Dems in Disarray! Bernie Sanders Delegates Just Booed When Told to Vote For Hillary Clinton

More evidence that both major political parties are in the midst of a meltdown.


As the Democratic National Convention kicks off in Philadelphia today, Sen. Bernie Sanders, the runner-up in the Democratic primary race, told his delegates that they must rally around Hillary Clinton as the Democratic nominee. Sanders' delegates responded with boisterous boos.

Here's the clip, via CNN:

"Brothers and sisters. This is the real world that we live in," Sanders said as the boos lingered, trying to calm the crowd and turn the conversation around to the way that Donald Trump has "insulted women and Africans."

But the crowd refused to settle down, and instead launched into a pro-Bernie chant.

CreditBryce Vickmark/ZUMA Press/Newscom

The brief moment is yet another reminder of the Democratic party's deep internal divisions as the convention opens. The party has been bitterly split throughout its nomination process, with many Democrats deeply unsatisfied with Clinton and Democratic leadership.

And over the weekend, the long-embattled Democratic National Committee (DNC) Chair Debbie Wasserman Schultz announced that she would be stepping down at the end of the week following the hacking and unauthorized leak of DNC emails. After initially saying that she would gavel in the convention, it looks like she won't even do that. Wasserman Schultz was also booed while on stage this morning at an appearance before Florida's DNC delegation.

All of this amounts to a remarkable display of disunity heading into the party's biggest political event of the year. And what's even more remarkable is that Democrats aren't alone in this: The Republican convention last week was marked by infighting and argument as well, with Sen. Ted Cruz, the runner-up in the GOP primary, declining to endorse Donald Trump in a primetime speech—resulting in a wave of boos from the convention floor.

None of this should be surprising given that the parties have nominated to two least well liked candidates in history. The coalitions that used to hold the parties together are fracturing, and the fragments that remain are less and less satisfying to the American public.
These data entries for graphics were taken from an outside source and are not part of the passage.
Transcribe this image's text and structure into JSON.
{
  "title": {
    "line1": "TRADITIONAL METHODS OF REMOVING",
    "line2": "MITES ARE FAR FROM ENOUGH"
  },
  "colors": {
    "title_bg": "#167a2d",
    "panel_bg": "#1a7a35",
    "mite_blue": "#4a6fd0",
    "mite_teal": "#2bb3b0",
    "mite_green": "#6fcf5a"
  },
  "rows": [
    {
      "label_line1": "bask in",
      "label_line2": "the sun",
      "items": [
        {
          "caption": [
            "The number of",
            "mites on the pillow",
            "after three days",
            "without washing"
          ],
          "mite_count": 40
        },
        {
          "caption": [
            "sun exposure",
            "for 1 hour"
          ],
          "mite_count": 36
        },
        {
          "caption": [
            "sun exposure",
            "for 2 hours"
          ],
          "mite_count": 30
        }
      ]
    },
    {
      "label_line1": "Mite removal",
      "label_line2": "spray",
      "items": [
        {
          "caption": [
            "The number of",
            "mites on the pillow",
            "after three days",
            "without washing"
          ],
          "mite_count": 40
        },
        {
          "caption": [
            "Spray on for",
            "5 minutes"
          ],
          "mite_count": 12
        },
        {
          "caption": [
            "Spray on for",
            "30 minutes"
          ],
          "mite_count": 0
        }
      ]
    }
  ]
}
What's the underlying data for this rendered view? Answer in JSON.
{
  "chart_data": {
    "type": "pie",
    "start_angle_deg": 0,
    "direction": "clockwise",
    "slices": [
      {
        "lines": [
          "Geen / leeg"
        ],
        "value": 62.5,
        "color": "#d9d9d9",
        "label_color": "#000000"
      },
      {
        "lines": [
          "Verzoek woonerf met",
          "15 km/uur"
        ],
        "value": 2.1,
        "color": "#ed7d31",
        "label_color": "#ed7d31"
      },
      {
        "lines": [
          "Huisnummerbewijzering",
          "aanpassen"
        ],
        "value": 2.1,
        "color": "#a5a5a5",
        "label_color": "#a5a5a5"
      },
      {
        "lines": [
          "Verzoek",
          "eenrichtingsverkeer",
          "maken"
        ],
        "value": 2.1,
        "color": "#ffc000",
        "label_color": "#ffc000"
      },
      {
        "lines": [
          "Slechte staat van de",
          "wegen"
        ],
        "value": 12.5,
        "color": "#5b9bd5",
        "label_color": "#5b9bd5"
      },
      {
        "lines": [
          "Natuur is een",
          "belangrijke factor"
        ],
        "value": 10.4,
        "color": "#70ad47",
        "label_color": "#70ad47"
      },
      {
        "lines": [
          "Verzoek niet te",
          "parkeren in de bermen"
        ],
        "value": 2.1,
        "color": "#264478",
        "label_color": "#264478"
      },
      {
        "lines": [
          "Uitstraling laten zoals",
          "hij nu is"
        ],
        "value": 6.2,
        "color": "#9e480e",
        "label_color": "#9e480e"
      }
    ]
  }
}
Democrats may end up holding together a little better than Republicans, at least in the near term, but it's clear from the reaction of Sanders' delegates today that deep divisions will remain for a long time. The two major parties—and the old political binary they represent—are both experiencing full-scale meltdowns driven by disaffected and disappointed voters. That's the real world that we live in, and it's rather amazing to watch.